Mouse Gym / Game-a-Week #2 Postmortem


Hey y'all! trying to document my thoughts each week as I do Firepit's Game-A-Week jams. This week's theme was 'ritual', a super engaging jam theme that i've worked with a couple times! The gist of ritual is something played ritualistically. In 2019, the project I made for a 'ritual' game a week was Belle the Cat Bot Belle the cat bot is a tomagotchi-like virtual pet that lives in your twitter feed. my initial intent with it was that you would interact with one of belle's tweets once, and she would later whine that you weren't around, forcing you to come back every couple of days to interact with her. Due to scope issues (and Twitter ToS issues, the bot repeatedly gets out of commission after being taken down as spam), Belle wouldn't remember you, but would respond to you when you liked or retweeted. 

Another project made for an assignment similar to 'ritual' (the exact theme was 'asymmetric'), TEXTRIS was a game I made with some friends at school that lived in a discord channel. It was a tetris clone, with the twist that you are unable to drop any of the pieces, and have to wait for them to fall very, very slowly. I initially set off the week with the hopes I would make another social media bot, and possibly iterate on TEXTRIS. The problem was, I couldn't figure out a good improvement on it. A design issue I ran into with TEXTRIS was that players were initially very interested and committed, but after solving a few tetris problems or fixing a mistake, players lost interest. The solution was not to ramp up the speed, because that would only demand more attention. I think the type of problems needed some variety. An initial theme I considered was having to keep a candle or flame lit on a discord channel. I also considered having some competitive nature to it, but never ended up figuring out a way to have something long-form and competitive without being boring. 


NERTS! Online on Steam

I settled on taking inspiration from my favorite game of 2021, NERTS! Online. My favorite part in the game is its interaction between players through cursors. When playing it for the first time, I was extremely surprised how fun it felt just having multiple cursors on screen. In between game rounds, my friends and I would play small games with the cursors, circling each other, forming a line, holding hands, etc. I thought that it was a fun enough concept to try out on its own. Theme wise I wanted to do some sort of school playground or gym, both because it was a fun hangout space, and also a ritual I miss from when I was younger. Here's how it turned out!


Some thoughts: 

-I think I focused too much on having the perspective look cool with the mouse cursors. I'm definitely happy with how it turned out visually, but in focusing on that I definitely sacrificed some playability. 

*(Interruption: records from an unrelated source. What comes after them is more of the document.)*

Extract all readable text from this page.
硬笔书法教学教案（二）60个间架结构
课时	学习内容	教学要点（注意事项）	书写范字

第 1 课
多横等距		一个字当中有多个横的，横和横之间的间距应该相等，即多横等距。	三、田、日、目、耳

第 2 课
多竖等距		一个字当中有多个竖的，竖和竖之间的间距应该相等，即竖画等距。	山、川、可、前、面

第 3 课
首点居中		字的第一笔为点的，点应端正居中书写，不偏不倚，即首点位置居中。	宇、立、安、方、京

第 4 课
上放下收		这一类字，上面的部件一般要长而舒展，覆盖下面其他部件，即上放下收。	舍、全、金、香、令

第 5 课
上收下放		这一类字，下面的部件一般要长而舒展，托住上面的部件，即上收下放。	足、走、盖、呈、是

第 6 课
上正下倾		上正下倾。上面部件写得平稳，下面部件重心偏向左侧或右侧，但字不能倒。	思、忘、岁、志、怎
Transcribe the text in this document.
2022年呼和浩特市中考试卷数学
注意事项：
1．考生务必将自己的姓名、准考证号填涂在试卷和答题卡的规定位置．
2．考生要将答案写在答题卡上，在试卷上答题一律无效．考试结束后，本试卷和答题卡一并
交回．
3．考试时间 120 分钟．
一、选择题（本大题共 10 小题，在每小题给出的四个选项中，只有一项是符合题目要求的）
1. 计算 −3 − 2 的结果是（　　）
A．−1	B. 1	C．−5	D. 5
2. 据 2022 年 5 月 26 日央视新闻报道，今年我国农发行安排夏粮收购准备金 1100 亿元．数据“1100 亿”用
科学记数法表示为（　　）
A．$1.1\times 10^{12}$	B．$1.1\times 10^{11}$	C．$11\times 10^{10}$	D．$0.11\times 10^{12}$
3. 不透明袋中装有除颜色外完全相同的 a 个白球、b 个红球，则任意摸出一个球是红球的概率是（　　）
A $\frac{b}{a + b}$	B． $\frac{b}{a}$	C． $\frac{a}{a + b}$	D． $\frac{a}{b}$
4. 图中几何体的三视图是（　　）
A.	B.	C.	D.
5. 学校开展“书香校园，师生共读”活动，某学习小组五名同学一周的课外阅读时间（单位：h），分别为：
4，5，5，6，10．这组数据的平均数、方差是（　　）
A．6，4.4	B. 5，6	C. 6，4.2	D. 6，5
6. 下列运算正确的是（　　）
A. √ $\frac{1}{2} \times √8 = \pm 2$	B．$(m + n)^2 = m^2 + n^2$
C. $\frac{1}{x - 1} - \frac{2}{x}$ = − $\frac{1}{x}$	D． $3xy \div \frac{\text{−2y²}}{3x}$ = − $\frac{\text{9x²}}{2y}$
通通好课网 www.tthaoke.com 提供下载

-I think I might've missed out on what was fun in NERTS! by adding the dodgeball "mechanic". Like i might have overdesigned it? The joy in nerts was having your everyday mouse application turn into some playground in itself. I think maybe focusing on a "click to flip your cursor direction" mouse expression mightve given me what I was looking for. 

-I standby the decision not to have any formal game logic in this one. It's a hangout space, and I wanted people to figure play for themselves.